= New York Court for the Trial of Impeachments =

New York court

The Court for the Trial of Impeachments, and the Correction of Errors was established by the New York State Constitution of 1777. It consisted then of the Lieutenant Governor of New York (who is ex officio President of the State Senate), the Chancellor, the justices of the New York Supreme Court and the members of the New York State Senate. It had two distinct jurisdictions: the trial of State officers who had been impeached by the New York State Assembly, and it served as a court of last resort in which decisions of either the New York Supreme Court or the Chancellor could be reversed.

The Court for the Correction of Errors was abolished by the State Constitution of 1846, and its jurisdiction on appeals transferred to the succeeding New York Court of Appeals. Hiram Denio published the records of the cases which were tried in the Court for the Correction of Errors from 1830 to 1847.

The Court for the Trial of Impeachments, in the newspapers often referred to as the Impeachment Court or sometimes as the High Court of Impeachment, still exists. Since 1847, it consists of the Lieutenant Governor, the Chief Judge of the New York Court of Appeals, the associate judges of the Court of Appeals, and the members of the State Senate.

Any member of this court who has been impeached and is on trial himself, is temporarily excluded from it. Likewise, if the Governor of New York or the Lieutenant Governor are tried, the Lieutenant Governor and the Temporary President of the State Senate are excluded. The impeachment now requires a majority vote of the total of members of Assembly, and a conviction requires a two-thirds majority of the Impeachment Court.

The most famous impeachment trial held by this court was the impeachment of Governor William Sulzer in 1913.

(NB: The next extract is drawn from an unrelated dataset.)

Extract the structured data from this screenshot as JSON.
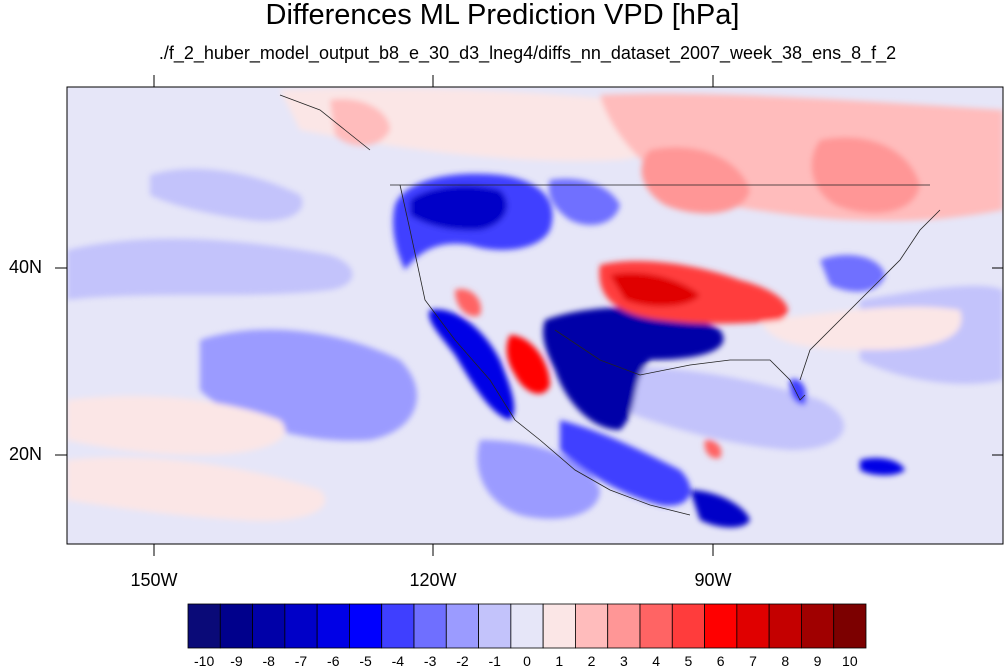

==List of impeachment trials==
===1853===
Canal Commissioner John C. Mather (Dem.), acquitted - Lt. Gov. Sanford E. Church presided.

===1868===
- Canal Commissioner Robert C. Dorn (Rep.), acquitted - Chief Judge Ward Hunt presided and voted against conviction.
  - Votes for conviction: Judges Martin Grover (Dem.) and Theodore Miller (Dem.); State Senators Beach, Cauldwell, Crowley, Hall, Morris and Nichols - 8
  - Votes against conviction: Judges Ward Hunt (Rep.), Lewis B. Woodruff (Rep.), Charles Mason (Rep.), William J. Bacon (Rep.), Thomas W. Clerke and Charles C. Dwight; State Senators Chapman, Banks, Campbell, Hubbard, Humphrey, Kennedy, Mattoon, Morgan, Wicks, Palmer, Parker, Thayer, Van Patten - 19

===1872===
Supreme Court justice George G. Barnard (Dem.), convicted unanimously - Lt. Gov. Allen C. Beach (Dem.) presided

===1913===
Governor William Sulzer (Dem.), convicted &ndash by a 43-12 vote; Chief Judge Edgar M. Cullen (Dem.) presided and voted against conviction.